A series of short scenes make up the play, each presenting a self- contained story, almost all ending with the parents dying at the hands of their son. One ends with him pouring gasoline over them as they sleep and burning them to death. In another, the father chokes to death.
Director Annie Dorsen and her cast have worked closely to achieve the forceful atmosphere of this production. The cast acts with tremendous gusto, to the point of taking physical risks. Performances are deliberately raucous, the impact deeply unsettling. The play ends with the orphaned girl/dog finally speaking, yearning for happiness, freedom and peace. A blinding explosion is the finale.
The world represented is ugly, physically and morally. Women are subservient and abused by their husbands; parents are expected to beat their children. Danger is everywhere, no one can be trusted, and hope is nonexistent.

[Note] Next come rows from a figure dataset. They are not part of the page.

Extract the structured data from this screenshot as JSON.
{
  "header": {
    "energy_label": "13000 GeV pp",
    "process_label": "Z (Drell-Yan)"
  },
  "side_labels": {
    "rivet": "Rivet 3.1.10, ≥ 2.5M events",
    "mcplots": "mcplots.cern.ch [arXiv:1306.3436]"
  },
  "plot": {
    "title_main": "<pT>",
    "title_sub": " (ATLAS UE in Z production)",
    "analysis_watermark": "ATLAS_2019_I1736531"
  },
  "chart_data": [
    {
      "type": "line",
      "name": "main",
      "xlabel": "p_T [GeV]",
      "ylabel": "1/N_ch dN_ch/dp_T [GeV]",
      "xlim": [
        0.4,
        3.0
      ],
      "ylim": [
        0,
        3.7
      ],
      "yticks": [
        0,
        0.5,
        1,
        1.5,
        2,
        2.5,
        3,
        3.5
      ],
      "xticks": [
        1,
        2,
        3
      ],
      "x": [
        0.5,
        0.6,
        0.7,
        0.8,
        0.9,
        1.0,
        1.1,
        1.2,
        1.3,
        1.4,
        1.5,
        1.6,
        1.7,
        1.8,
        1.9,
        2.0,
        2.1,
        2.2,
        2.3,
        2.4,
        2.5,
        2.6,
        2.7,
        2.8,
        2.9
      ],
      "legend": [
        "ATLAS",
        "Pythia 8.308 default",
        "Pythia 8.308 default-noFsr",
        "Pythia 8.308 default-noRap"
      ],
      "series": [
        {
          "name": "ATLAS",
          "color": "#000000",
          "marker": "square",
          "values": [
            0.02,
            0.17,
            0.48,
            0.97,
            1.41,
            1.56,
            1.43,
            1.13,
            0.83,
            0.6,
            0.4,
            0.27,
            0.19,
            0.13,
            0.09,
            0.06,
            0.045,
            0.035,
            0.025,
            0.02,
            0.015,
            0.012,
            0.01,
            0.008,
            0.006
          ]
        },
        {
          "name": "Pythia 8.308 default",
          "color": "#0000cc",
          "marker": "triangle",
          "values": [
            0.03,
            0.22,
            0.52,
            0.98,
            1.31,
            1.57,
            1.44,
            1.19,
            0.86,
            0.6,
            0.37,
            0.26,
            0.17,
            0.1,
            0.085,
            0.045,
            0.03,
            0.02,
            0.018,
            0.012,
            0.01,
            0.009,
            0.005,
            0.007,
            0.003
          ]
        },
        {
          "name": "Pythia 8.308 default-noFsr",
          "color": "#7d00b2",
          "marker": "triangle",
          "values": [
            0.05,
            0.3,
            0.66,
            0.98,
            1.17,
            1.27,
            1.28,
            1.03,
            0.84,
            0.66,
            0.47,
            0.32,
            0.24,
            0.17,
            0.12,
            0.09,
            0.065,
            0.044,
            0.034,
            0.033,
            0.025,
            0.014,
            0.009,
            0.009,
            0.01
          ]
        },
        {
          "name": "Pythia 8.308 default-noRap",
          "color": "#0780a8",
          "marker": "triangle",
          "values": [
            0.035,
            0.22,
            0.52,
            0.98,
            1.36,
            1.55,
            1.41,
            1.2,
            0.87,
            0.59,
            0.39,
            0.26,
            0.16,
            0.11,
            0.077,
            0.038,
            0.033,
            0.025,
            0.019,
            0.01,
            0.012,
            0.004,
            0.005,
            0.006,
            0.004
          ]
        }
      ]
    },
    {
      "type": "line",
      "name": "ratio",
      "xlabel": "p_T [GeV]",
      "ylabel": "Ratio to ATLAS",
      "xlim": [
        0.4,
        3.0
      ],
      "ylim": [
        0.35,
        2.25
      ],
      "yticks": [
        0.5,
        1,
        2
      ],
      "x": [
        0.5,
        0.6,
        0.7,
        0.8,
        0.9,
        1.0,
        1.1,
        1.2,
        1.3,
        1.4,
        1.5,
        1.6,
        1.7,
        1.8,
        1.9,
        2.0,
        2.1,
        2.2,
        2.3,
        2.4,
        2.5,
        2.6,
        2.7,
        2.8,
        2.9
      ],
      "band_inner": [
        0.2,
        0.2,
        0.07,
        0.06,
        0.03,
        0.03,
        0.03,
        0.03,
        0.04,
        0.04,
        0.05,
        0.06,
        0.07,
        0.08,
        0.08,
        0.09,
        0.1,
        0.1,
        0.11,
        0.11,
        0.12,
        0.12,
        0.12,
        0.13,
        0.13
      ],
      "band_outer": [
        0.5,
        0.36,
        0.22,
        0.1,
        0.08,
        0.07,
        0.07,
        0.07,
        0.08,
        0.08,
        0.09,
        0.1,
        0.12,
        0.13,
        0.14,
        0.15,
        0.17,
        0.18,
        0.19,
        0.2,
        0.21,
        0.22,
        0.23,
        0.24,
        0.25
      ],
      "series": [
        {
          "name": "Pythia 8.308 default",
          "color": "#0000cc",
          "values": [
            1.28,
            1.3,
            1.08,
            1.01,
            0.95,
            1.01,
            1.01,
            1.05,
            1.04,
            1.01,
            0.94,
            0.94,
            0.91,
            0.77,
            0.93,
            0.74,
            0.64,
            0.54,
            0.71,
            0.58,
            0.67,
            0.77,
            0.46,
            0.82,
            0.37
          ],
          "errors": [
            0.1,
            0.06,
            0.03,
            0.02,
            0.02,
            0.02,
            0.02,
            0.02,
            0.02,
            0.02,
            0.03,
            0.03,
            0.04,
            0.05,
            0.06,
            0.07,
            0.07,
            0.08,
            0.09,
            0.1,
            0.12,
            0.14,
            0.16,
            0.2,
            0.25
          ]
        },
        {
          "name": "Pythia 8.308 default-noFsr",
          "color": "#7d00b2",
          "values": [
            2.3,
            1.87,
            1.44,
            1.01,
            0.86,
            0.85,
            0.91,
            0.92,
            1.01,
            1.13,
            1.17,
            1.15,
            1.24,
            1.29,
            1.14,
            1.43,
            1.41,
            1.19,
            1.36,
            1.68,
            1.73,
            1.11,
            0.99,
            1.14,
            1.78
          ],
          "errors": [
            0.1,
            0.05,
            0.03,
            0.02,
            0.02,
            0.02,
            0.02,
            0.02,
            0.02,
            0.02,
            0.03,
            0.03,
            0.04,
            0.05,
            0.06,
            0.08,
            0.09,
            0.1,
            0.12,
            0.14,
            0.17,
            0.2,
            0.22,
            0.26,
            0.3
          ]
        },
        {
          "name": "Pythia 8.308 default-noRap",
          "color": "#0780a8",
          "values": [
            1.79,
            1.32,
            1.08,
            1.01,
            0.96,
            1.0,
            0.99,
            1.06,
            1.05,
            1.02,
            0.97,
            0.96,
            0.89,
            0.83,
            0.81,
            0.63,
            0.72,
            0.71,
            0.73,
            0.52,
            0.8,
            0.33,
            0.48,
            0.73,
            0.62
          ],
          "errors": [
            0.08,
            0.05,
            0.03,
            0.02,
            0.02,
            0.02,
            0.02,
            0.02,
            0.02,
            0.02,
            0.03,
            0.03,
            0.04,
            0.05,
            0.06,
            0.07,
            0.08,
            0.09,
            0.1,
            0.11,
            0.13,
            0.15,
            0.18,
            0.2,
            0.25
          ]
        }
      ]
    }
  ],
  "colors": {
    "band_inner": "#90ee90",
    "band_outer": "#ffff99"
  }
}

As the brother and sister who play the parents, Brandon Miller and Danielle Skraastad are heroic as a darkly comic team, while Corey Behnke as their son/daughter is equally edgy (the playwright is well aware of the need for comic relief amid her play’s horrors). As the orphan “with tics,” who plays a drooling dog most of the time but also gets to copulate with the son, Emma Bowers is remarkable, rising to the demands of her final monologue fervently.
The play takes place in the suburban housing projects of Belgrade, and set designer Jeff Cowie has provided a superb set. On a cracked concrete slab he’s erected a playhouse made out of scavenged bits and pieces of rubble and garbage. It looks as if it’s been built by the children themselves.